|Description:|| Speaker: Nick van Eijndhoven (Vrije Universiteit Brussel - IIHE(ULB-VUB))|
Astroparticle Physics revolves around phenomena that involve (astro)physics under the most extreme conditions. Cosmic explosions, involving black holes with masses a billion times greater than the mass of the Sun, accelerate particles to velocities close to the speed of light and display a variety of relativistic effects. The resulting high-energy particles may be detected on Earth, and as such can provide us insight in the physical processes underlying these cataclysmic events. Having no electrical charge and interacting only weakly with matter, neutrinos are special astronomical messengers. Only they can carry information from violent cosmological events at the edge of the observable universe directly towards the Earth.
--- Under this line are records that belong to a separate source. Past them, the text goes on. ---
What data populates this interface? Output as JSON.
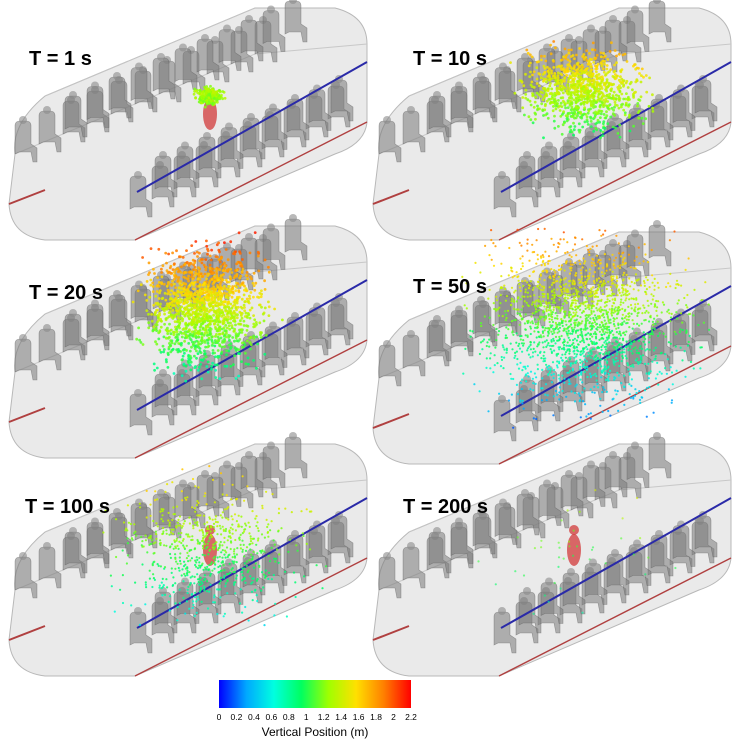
{
  "panels": [
    {
      "label": "T = 1 s",
      "stage": 1
    },
    {
      "label": "T = 10 s",
      "stage": 2
    },
    {
      "label": "T = 20 s",
      "stage": 3
    },
    {
      "label": "T = 50 s",
      "stage": 4
    },
    {
      "label": "T = 100 s",
      "stage": 5
    },
    {
      "label": "T = 200 s",
      "stage": 6
    }
  ],
  "colorbar": {
    "title": "Vertical Position (m)",
    "ticks": [
      "0",
      "0.2",
      "0.4",
      "0.6",
      "0.8",
      "1",
      "1.2",
      "1.4",
      "1.6",
      "1.8",
      "2",
      "2.2"
    ],
    "min": 0,
    "max": 2.2,
    "colors": [
      "#0000ff",
      "#00a8ff",
      "#00ffe0",
      "#00ff60",
      "#a0ff00",
      "#ffe000",
      "#ff8000",
      "#ff0000"
    ]
  },
  "colors": {
    "cabin_shell": "#d8d8d8",
    "seat": "#7a7a7a",
    "aisle_line": "#2a2aa8",
    "floor_edge": "#b04040"
  }
}
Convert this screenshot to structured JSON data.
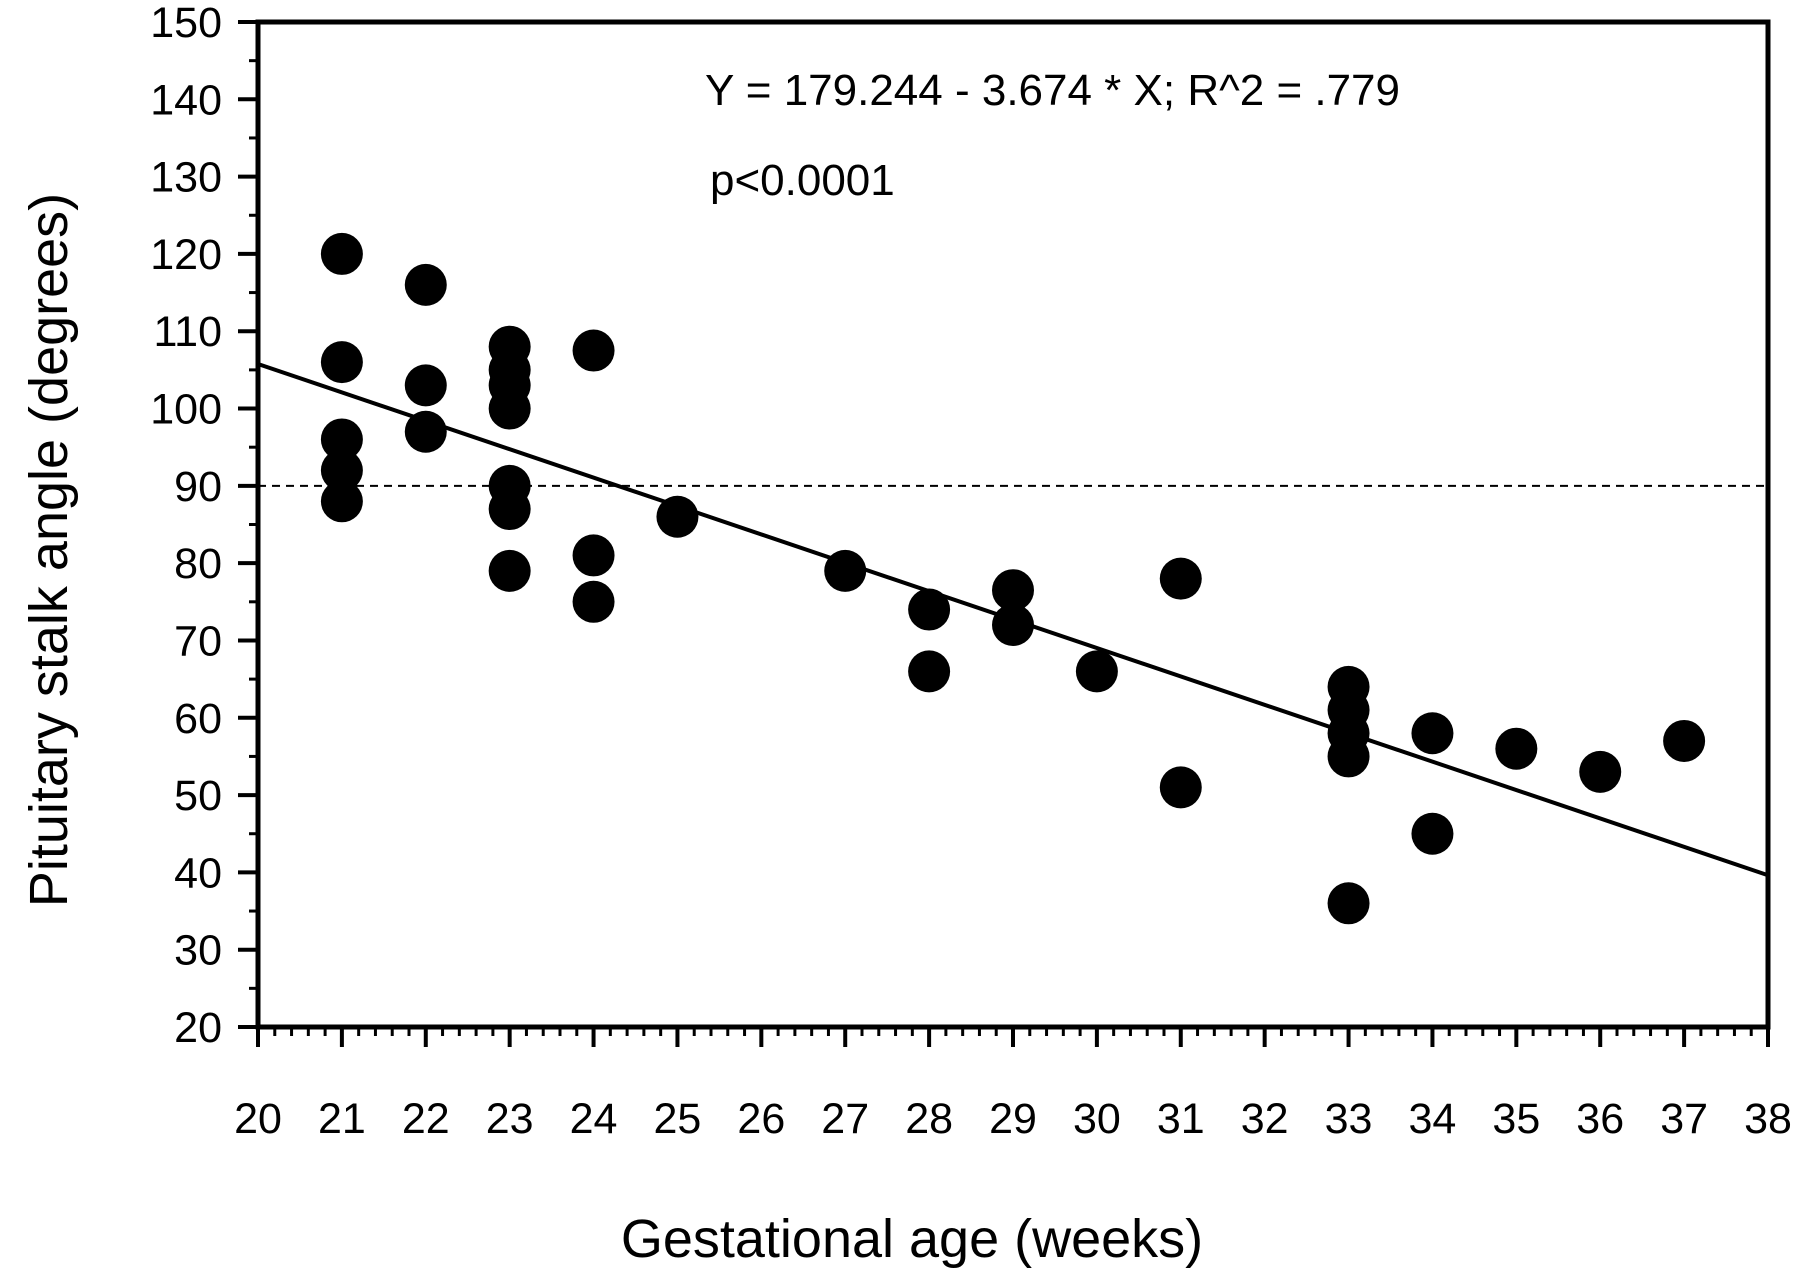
{
  "chart_data": {
    "type": "scatter",
    "xlabel": "Gestational age (weeks)",
    "ylabel": "Pituitary stalk angle (degrees)",
    "xlim": [
      20,
      38
    ],
    "ylim": [
      20,
      150
    ],
    "x_ticks": [
      "20",
      "21",
      "22",
      "23",
      "24",
      "25",
      "26",
      "27",
      "28",
      "29",
      "30",
      "31",
      "32",
      "33",
      "34",
      "35",
      "36",
      "37",
      "38"
    ],
    "y_ticks": [
      "20",
      "30",
      "40",
      "50",
      "60",
      "70",
      "80",
      "90",
      "100",
      "110",
      "120",
      "130",
      "140",
      "150"
    ],
    "annotations": {
      "equation": "Y  = 179.244 - 3.674 * X; R^2 = .779",
      "p_value": "p<0.0001"
    },
    "regression": {
      "intercept": 179.244,
      "slope": -3.674
    },
    "reference_line": {
      "y": 90,
      "style": "dashed"
    },
    "marker_color": "#000000",
    "grid": false,
    "series": [
      {
        "points": [
          [
            21,
            120
          ],
          [
            21,
            106
          ],
          [
            21,
            96
          ],
          [
            21,
            92
          ],
          [
            21,
            88
          ],
          [
            22,
            116
          ],
          [
            22,
            103
          ],
          [
            22,
            97
          ],
          [
            23,
            108
          ],
          [
            23,
            105
          ],
          [
            23,
            103
          ],
          [
            23,
            100
          ],
          [
            23,
            90
          ],
          [
            23,
            87
          ],
          [
            23,
            79
          ],
          [
            24,
            107.5
          ],
          [
            24,
            81
          ],
          [
            24,
            75
          ],
          [
            25,
            86
          ],
          [
            27,
            79
          ],
          [
            28,
            74
          ],
          [
            28,
            66
          ],
          [
            29,
            76.5
          ],
          [
            29,
            72
          ],
          [
            30,
            66
          ],
          [
            31,
            78
          ],
          [
            31,
            51
          ],
          [
            33,
            64
          ],
          [
            33,
            61
          ],
          [
            33,
            58
          ],
          [
            33,
            55
          ],
          [
            33,
            36
          ],
          [
            34,
            58
          ],
          [
            34,
            45
          ],
          [
            35,
            56
          ],
          [
            36,
            53
          ],
          [
            37,
            57
          ]
        ]
      }
    ]
  }
}
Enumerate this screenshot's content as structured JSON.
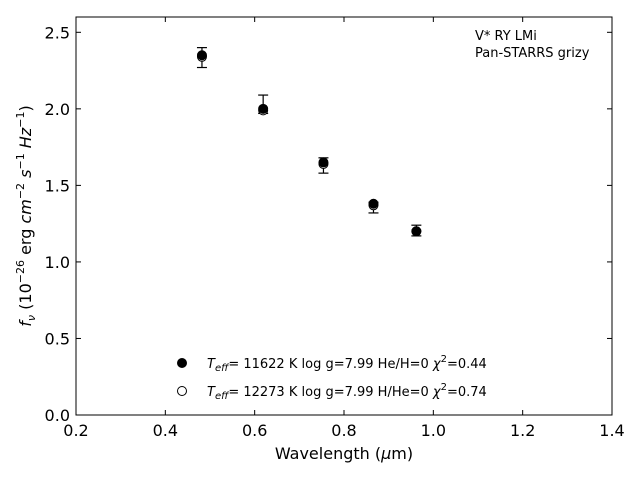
{
  "chart_data": {
    "type": "scatter",
    "annotation_lines": [
      "V* RY LMi",
      "Pan-STARRS grizy"
    ],
    "xlabel": "Wavelength (μm)",
    "ylabel": "f_ν (10^-26 erg cm^-2 s^-1 Hz^-1)",
    "xlim": [
      0.2,
      1.4
    ],
    "ylim": [
      0.0,
      2.6
    ],
    "xticks": [
      "0.2",
      "0.4",
      "0.6",
      "0.8",
      "1.0",
      "1.2",
      "1.4"
    ],
    "yticks": [
      "0.0",
      "0.5",
      "1.0",
      "1.5",
      "2.0",
      "2.5"
    ],
    "grid": false,
    "legend_position": "bottom-center",
    "observed": {
      "x": [
        0.482,
        0.619,
        0.754,
        0.866,
        0.962
      ],
      "y": [
        2.33,
        2.02,
        1.63,
        1.36,
        1.2
      ],
      "err_low": [
        0.06,
        0.05,
        0.05,
        0.04,
        0.03
      ],
      "err_high": [
        0.07,
        0.07,
        0.05,
        0.03,
        0.04
      ]
    },
    "series": [
      {
        "name": "T_eff= 11622 K  log g=7.99  He/H=0  χ²=0.44",
        "marker": "filled-circle",
        "color": "#000000",
        "x": [
          0.482,
          0.619,
          0.754,
          0.866,
          0.962
        ],
        "y": [
          2.35,
          2.0,
          1.65,
          1.38,
          1.2
        ]
      },
      {
        "name": "T_eff= 12273 K  log g=7.99  H/He=0  χ²=0.74",
        "marker": "open-circle",
        "color": "#000000",
        "x": [
          0.482,
          0.619,
          0.754,
          0.866,
          0.962
        ],
        "y": [
          2.34,
          1.99,
          1.64,
          1.37,
          1.2
        ]
      }
    ]
  }
}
At the Inter-university Institute for High Energies (IIHE) in Brussels we are involved in a world-wide effort to search for high-energy neutrinos originating from cosmic phenomena. For this we use the IceCube neutrino observatory at the South Pole, the world's largest neutrino telescope, which is now completed and taking data. One of the research areas at the IIHE comprises studies of transient phenomena, i.e. Gamma Ray Bursts (GRBs) and flares of Active Galactic Nuclei (AGN), which are believed to be the most violent cosmic explosions involving black holes and neutron stars.
In this talk I will present the underlying ideas of high-energy neutrino production in explosive cosmic phenomena, and the IceCube detection principles. It will be shown how the combination of IceCube data with satellite observations opens up the possibility of identifying high-energy neutrinos originating from transient cosmic events for the first time in history. Also the potential of Dark Matter searches with IceCube will be addressed and some recent general experimental results will be presented.